With a state subsidy for premiums ending, the combination of the rate cut and the dividend was needed to keep the cost the same for physicians. Without them both, doctors would have paid 22 percent more, the amount of the lost subsidy.

The $84 million represents the amount that Med Mutual has received in the past three years and would have received next year in premium subsidies.

Gov. Martin O’Malley praised the deal as showing the benefits of a regulatory agency that is “proactive and calling the balls and strikes.”

Med Mutual had initially planned to pay a larger dividend to doctors and a smaller payback to the state, but that was blocked by Insurance Commissioner Ralph S. Tyler.

Tyler and Med Mutual had been deadlocked for months, although both sides said they wanted to keep doctors’ costs of coverage level. But until recently they disagreed — on both legal and practical grounds — on how to accomplish that.

After two public hearings, Tyler blocked Med Mutual’s original dividend Nov. 20, but delayed his order for 30 days, giving Med Mutual a chance to submit a plan that would meet regulatory approval.

“And, indeed, a better solution has been found,” Tyler said at today’s State House press conference.

The disagreement was solved when, in private talks over the last few weeks, Med Mutual proposed to increase its total dividend to $97.9 million, enough to repay the state fully for the subsidy and to give doctors enough of a dividend to keep their liability payments the same as this year’s.

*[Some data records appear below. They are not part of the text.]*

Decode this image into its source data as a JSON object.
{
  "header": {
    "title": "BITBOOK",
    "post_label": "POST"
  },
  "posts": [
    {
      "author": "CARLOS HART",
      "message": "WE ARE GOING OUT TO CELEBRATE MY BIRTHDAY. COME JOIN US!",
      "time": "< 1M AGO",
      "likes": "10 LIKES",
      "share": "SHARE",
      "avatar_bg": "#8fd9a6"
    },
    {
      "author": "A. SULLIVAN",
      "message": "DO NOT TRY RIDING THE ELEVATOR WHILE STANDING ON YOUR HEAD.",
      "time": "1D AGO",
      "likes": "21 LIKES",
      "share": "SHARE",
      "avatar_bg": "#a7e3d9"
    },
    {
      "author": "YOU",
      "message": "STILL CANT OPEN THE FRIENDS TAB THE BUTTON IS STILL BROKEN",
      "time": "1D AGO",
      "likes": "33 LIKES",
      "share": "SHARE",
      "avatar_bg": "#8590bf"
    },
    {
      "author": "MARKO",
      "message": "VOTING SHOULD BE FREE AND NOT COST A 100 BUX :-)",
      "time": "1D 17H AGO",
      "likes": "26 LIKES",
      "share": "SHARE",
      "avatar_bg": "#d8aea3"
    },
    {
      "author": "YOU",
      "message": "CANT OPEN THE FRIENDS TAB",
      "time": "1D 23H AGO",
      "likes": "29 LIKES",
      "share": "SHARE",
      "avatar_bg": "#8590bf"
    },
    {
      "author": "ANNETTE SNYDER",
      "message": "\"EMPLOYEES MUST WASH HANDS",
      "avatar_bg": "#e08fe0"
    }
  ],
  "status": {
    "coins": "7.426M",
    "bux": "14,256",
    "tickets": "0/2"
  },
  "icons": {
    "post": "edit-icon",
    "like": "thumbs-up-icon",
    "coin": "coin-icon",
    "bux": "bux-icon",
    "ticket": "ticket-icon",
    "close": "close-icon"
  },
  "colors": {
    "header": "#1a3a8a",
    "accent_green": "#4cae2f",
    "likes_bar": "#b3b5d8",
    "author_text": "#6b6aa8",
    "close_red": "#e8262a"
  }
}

Jeffrey M. Poole, Med Mutual’s executive vice president and chief operating officer, said as the dispute proceeded, Med Mutual had several months more data showing flat claims payouts, giving the insurer comfort in declaring a larger dividend and cutting premiums.

Med Mutual insures about 6,400 doctors, an estimated 70 percent of those in private practice in the state. Other malpractice insurers generally use Med Mutual’s claims experience in setting their own rates, and Tyler said yesterday he would be reviewing the rates of the others.